Troth, at one time, I thought we would never have reached London at all: and as it was, we were three weeks upon the road. We never stopped for the night, but Dick discovered some divil to detain us. One while he would be in love with the mistress, and at another, dyin’ about the maid—and all of them he swore upon the book to marry on his return. We came to England to look for one woman—an’ if he had but kept his word, we would have gone back with one and twenty; but as matters turned out, the divil a wife we brought home at all at all.

While he would be philandrin’ at the inns, I was makin’ inquiries for a lady that would fit us; and though I heard tell of three as we came along, the divil an eye, let alone a finger, Dick Maenamara iver could get on ather of them—for we had always the worst of luck. The first we tried was the daughter of a squire, and as we were crossin’ the fence to get into the pleasure-ground, that I heard she generally walked in, we were spied by a keeper on the watch, and taken for poachers he had chased before, and, only that his gun missed fire, we would have been murdered on the spot. We made an offer at a widdo’, but Dick managed to slip into a steel trap, and nearly lost his leg. Another trial was at a ward of Chaneery, and we were hardly in the domain, till we were handed over by her guardian to the beadles. They swore we were rogues and vagabonds, and clapt us into the stocks for the evening, and give us a free lodgin’ the same night in a place they called the cage. At last we managed to get up to London, Dick with one skirt only to his coat, as he had lost the other in a skrimmage with a constable; and a rap more than three guineas and a half, we hadn’t between us to bless ourselves on! Nobody could tell how the rest of the ould ladies’ hundred went, but Dick Maenamara and the divil.

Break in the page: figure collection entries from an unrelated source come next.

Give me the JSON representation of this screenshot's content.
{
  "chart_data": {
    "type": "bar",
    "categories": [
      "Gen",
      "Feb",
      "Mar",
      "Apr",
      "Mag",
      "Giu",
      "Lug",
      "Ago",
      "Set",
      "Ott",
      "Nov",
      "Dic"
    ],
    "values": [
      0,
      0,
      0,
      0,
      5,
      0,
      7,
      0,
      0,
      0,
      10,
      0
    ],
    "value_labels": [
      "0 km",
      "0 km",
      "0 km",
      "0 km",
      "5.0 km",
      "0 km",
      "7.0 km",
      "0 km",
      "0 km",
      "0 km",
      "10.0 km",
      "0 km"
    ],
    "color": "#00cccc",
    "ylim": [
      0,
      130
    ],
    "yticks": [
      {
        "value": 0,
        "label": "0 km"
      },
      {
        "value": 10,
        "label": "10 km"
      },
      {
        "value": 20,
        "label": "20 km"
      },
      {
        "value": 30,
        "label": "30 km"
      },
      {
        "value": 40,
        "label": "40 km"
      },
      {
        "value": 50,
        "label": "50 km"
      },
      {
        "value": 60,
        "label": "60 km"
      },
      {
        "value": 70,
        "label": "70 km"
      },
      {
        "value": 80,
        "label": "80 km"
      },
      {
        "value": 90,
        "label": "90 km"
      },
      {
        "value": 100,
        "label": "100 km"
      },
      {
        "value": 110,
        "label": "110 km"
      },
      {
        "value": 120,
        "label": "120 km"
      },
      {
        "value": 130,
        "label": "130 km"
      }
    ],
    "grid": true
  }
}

Well, the first thing we did was to look after our luggage, which we found; and the next to inquire if there was a letter from Connemara at the post-office, and sure enough there was, and every soul in Killcrogher seemed to have had a hand in it. Sir Thomas said that he was as well pleased that Callaghan wasn’t kilt; but the shot grieved him, it was so low; and he begged Dick in future, to take his man as near about the waistband of the breeches as he could. He said that the attorneys, bad luck to them! were tormentin’ him as usual; and as he never opened a letter now, except he knew what it was about, he tould Dick when he wrote home, to put a cross upon the corner. Lady Mae, as we used to call her for shortness, wished to know when she was to expect her daughter-in-law. Mary Regan was afeard she couldn’t stay much longer in her place—and the priest stuck to the ould tune of the Ara-gud-neeish. He tould Dick to be as quick as he could; and if there was like to be any delay, to send over a part of the fortune, as they were greatly shuck for money. Wer’n’t we in a nate pickle—not worth five pound in the world, and the people at home expecting thousands by return of post!

Well, we had takin a lodgin’ near the Seven Dials; it was chape, that was one reason; and one likes to get as near Christians as they can, and that was another. I walked out, not well knowin’ what to do; and before I crossed the second street, who should I drop upon, promiscuisly, but Biddy Hagan, with a basket on her arm. She had bin dairy-maid at Killcrogher, and ran off with a corplar that was recruitin’ there ten years ago.

“Arrah, Biddy,” says I, “is this you?”

“And who else should it be?” says she; “maybe ye would oblige us with your own name, young man?”